Con fecha 22-5-14, Darío describe con pasión el hallazgo de
una «torre» en la confluencia de la calle Tiziano, 16, con el Paseo del Valle
Hebrón -una placa blanca colocada en 1967 recuerda que allí vivió el poeta
nicaragüense-: “Torre” ideal, cerca del Tibidabo: jardín y huerto a un lado;
tranvía cerca, baño, luz eléctrica, timbres, la mar de piezas, todo amueblado,
todo listo; piano… ¡18 duros al mes! Yo no me muevo de aquí. (…) Y ello,
aunque A mí se me han declarado ya, francamente, Panchos Villa, intestinos y
riñones; pero han mejorado mucho los nervios, esto es, el ánimo. En la ciudad Condal, Darío, que seguía mandando
crónicas periodísticas a La Nación, tuvo relación con la intelectualidad
catalana de entonces e incluso acudió a mítines obreros para tener una visión «integral»
de la realidad barcelonesa: En Barcelona he tenido días gratos y días malos.
Aquí he admirado a Miguel de los Santos Oliver, y al poderoso «Xenius». He
vuelto a abrazar a mi querido Santigo Rusiñol y al gran Peyus, como
familiarmente es llamado Pompeyo Gener. (…) Una de mis primeras vivistas
fue para el amigo de don Marcelino Menéndez y Pelayo y maestro carísimo. He
nombrado a Rubió y Lluch.
Antes de que llegara Francisca, no son pocas las quejas menores
que de ella manifiesta el autor, poco proclive a los sucesos minúsculos de la
vida cotidiana: Así, en 19-X-13, escribe: A Francisca la escribiré después.
¡Si pudiera cambiarse el espíritu y el carácter de la pobre! Yo viviría,
después, cerca de ella, aunque no fuera juntos.
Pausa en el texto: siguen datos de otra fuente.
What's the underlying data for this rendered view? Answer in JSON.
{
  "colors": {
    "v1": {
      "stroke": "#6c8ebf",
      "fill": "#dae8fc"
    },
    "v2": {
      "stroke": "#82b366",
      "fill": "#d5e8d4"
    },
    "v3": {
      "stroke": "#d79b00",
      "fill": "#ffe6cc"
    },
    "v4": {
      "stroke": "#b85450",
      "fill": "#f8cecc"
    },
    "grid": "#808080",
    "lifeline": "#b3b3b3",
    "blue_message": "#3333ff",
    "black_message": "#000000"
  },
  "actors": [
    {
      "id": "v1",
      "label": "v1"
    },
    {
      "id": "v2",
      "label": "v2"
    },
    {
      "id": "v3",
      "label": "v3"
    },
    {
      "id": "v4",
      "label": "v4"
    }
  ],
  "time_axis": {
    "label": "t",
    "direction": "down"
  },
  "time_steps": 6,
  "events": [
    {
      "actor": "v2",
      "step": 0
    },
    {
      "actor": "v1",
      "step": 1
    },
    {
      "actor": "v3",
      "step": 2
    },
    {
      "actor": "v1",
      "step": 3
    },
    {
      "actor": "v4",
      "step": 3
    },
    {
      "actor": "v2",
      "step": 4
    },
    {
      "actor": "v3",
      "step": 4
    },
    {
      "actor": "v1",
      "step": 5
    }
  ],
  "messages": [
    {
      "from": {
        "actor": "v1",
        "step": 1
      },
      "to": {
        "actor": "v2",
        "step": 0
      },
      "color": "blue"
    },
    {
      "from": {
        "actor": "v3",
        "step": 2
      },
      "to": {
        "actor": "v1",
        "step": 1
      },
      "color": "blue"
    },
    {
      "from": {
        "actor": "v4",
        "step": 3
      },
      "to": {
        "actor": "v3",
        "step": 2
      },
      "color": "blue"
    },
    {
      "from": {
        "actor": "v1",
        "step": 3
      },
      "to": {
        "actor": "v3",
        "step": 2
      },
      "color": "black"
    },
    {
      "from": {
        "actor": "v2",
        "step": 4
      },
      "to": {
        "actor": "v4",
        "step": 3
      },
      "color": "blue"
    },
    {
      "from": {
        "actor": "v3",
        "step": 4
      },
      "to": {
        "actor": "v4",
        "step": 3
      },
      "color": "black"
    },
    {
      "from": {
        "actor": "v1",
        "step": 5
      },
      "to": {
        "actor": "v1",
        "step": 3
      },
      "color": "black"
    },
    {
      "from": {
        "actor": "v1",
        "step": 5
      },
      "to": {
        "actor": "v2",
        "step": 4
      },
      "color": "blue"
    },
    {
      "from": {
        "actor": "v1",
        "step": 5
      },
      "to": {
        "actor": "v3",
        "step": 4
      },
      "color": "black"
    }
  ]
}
Se cuidaría y educaría al
chico. Uno tiene necesidad de querer algo. Como cuando se queja de la queja
de ella por el robo sufrido en París: Francisca me escribió -dándome un rato
molesto- su aventura del ladrón. Cien veces le dije que jamás llevase dinero en
el réticule.
Darío es una de las cumbres literarias de nuestro idioma, y
su registro léxico abarca un volumen léxico envidiable y sorprendente, como
cuando usa voces tan poco usuales como rocas blanquizcas o un cronicón
forrado en cuero flavo, por eso le dan a su prosa cierta gracia algunos galicismos,
lengua en la que también tiene obra literaria el autor, como cuando confiesa
que mi salud de ha repuesto bastante y estoy en tren de labor…
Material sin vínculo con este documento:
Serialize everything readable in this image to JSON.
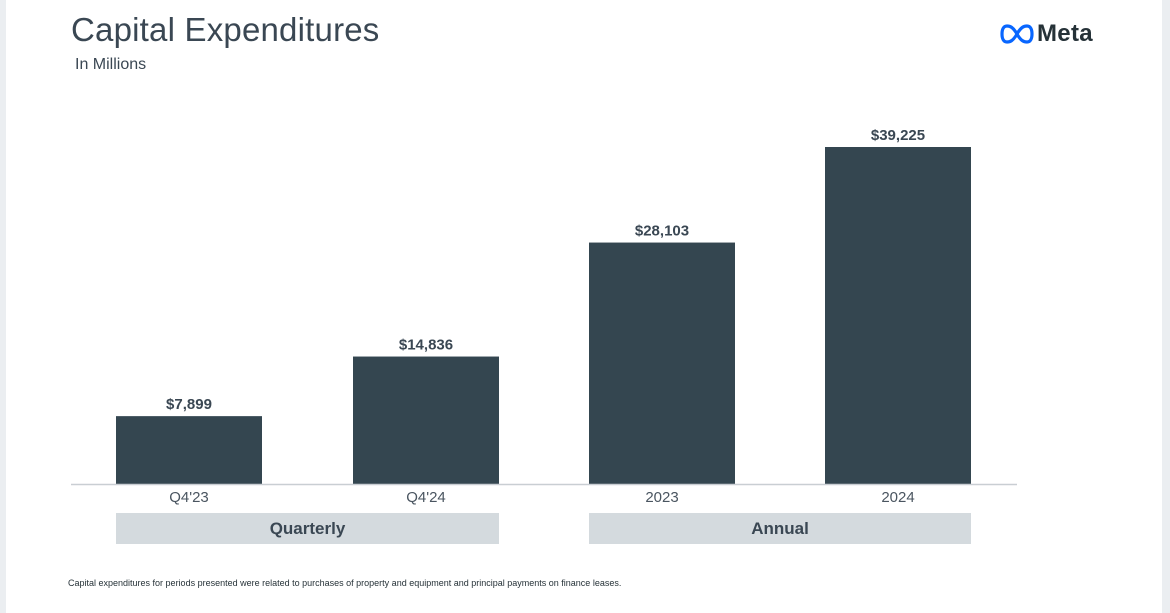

Como turista en Mallorca, si bien por escasos días, tengo la
sensación de que Darío no acabó de dejarse seducir por la isla lo suficiente
como para dedicarle una obra que hubiera sido capaz de captar la vida y la
belleza innata de la misma; que habitó en ella como en un grandioso escenario
por el que paseó sus dolencias, sus perplejidades y la temida sensación de que,
como dice en La isla de oro, está más pendiente de la llegada de la
intrusa, de la Separadora, como se dice en los cuentos árabes, que de impulsar
su propia vida nuevos hitos creativos, justo cuando él se sentía, además, «perseguido por la negrura de la
incertidumbre».
Probablemente hubiera disfrutado más del libro en aquel
espacio bendecido por los dioses
paganos, pero tenía una deuda con él, intonso en las estanterías desde que lo
compré, y hoy la doy por satisfecha.